Everyone knows that space is dear in NYC, especially Manhattan. As Mark Twain famously said, “Buy land, they’re not making any more of it.” Given these constraints, one can understand the temptation to spare yourself office rental costs if you happen to have a small workforce and a large space available in your home.
In Manhattan, in areas such as Soho where there are large lofts it is often tempting for the owner to turn a portion of the loft into an open-plan workspace. There’s a double irony to artist’s lofts being used as office space, as these formerly industrial spaces were given a legal carve-out for artists to use them as living/work spaces (Joint Living and Work Quarters, or JLWQ) in the 70s and 80s. That said, New York regulations on lofts as well as other homes is quite straightforward–and limited.
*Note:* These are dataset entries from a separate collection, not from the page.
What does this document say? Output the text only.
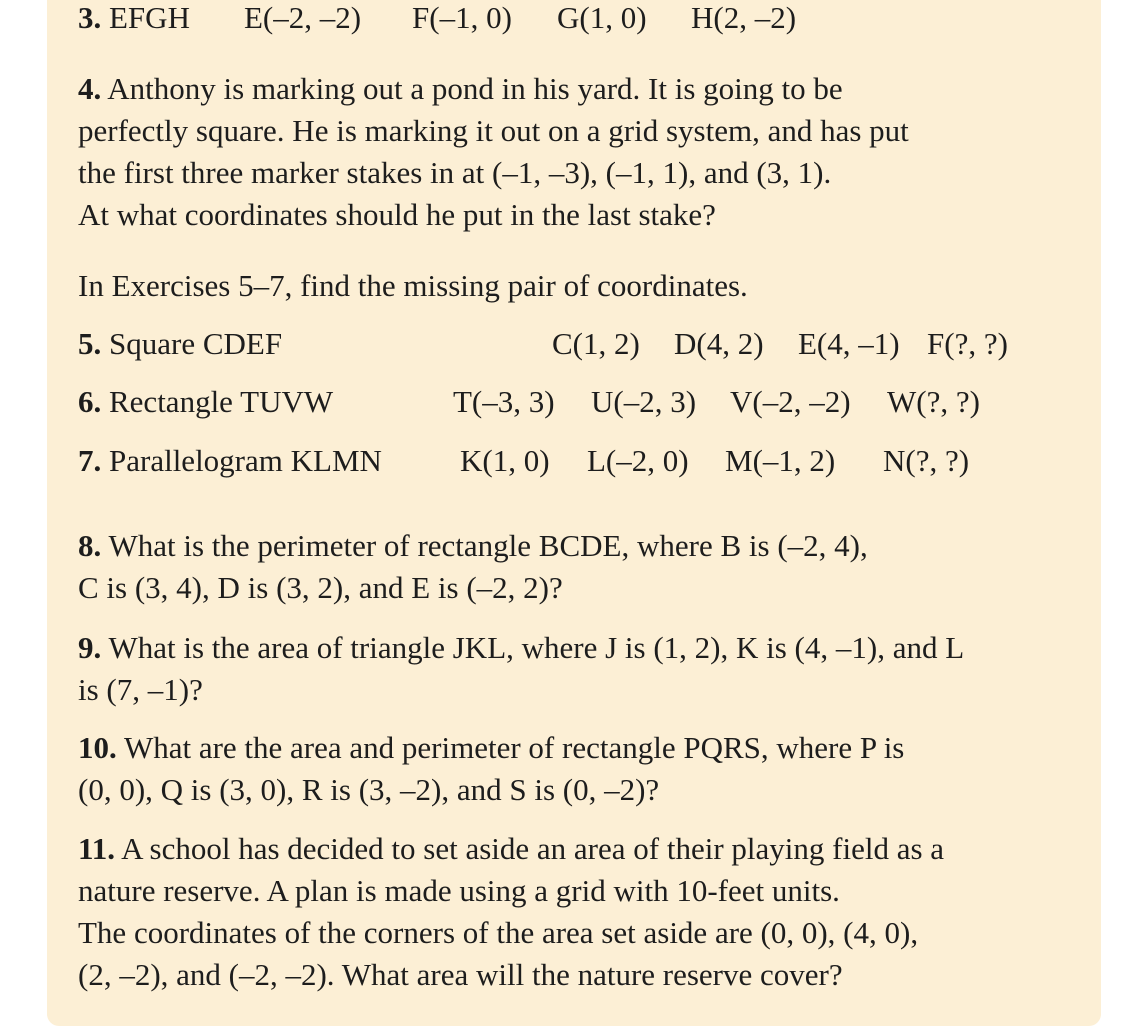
3. EFGH E(–2, –2) F(–1, 0) G(1, 0) H(2, –2)
4. Anthony is marking out a pond in his yard. It is going to be
perfectly square. He is marking it out on a grid system, and has put
the first three marker stakes in at (–1, –3), (–1, 1), and (3, 1).
At what coordinates should he put in the last stake?
In Exercises 5–7, find the missing pair of coordinates.
5. Square CDEF	C(1, 2) D(4, 2) E(4, –1) F(?, ?)
6. Rectangle TUVW	T(–3, 3) U(–2, 3) V(–2, –2) W(?, ?)
7. Parallelogram KLMN	K(1, 0) L(–2, 0) M(–1, 2) N(?, ?)
8. What is the perimeter of rectangle BCDE, where B is (–2, 4),
C is (3, 4), D is (3, 2), and E is (–2, 2)?
9. What is the area of triangle JKL, where J is (1, 2), K is (4, –1), and L
is (7, –1)?
10. What are the area and perimeter of rectangle PQRS, where P is
(0, 0), Q is (3, 0), R is (3, –2), and S is (0, –2)?
11. A school has decided to set aside an area of their playing field as a
nature reserve. A plan is made using a grid with 10-feet units.
The coordinates of the corners of the area set aside are (0, 0), (4, 0),
(2, –2), and (–2, –2). What area will the nature reserve cover?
According to the NYC Zoning Resolution the following criteria must be met in order to use a residence as a home-based business or have a home office.
- The home must be primarily used as a residence. The business aspect “is clearly incidental to or secondary to the residential use.”
- The business must be owned and operated by the person living in the residence.
- Only 1 person not residing in the home may be employed to work there.
- The home office or area of operating the home business occupies no more than 25% of the residence up to a maximum of 500 square feet
Any violation of these rules, especially bringing in a larger workforce, is liable to end in legal trouble for the homeowner. So unless you’re using your home for a small home office with one other employee, resist the temptation to skimp on office space–neither JLWQ nor regular zoning laws would cover your “alternative” office arrangement.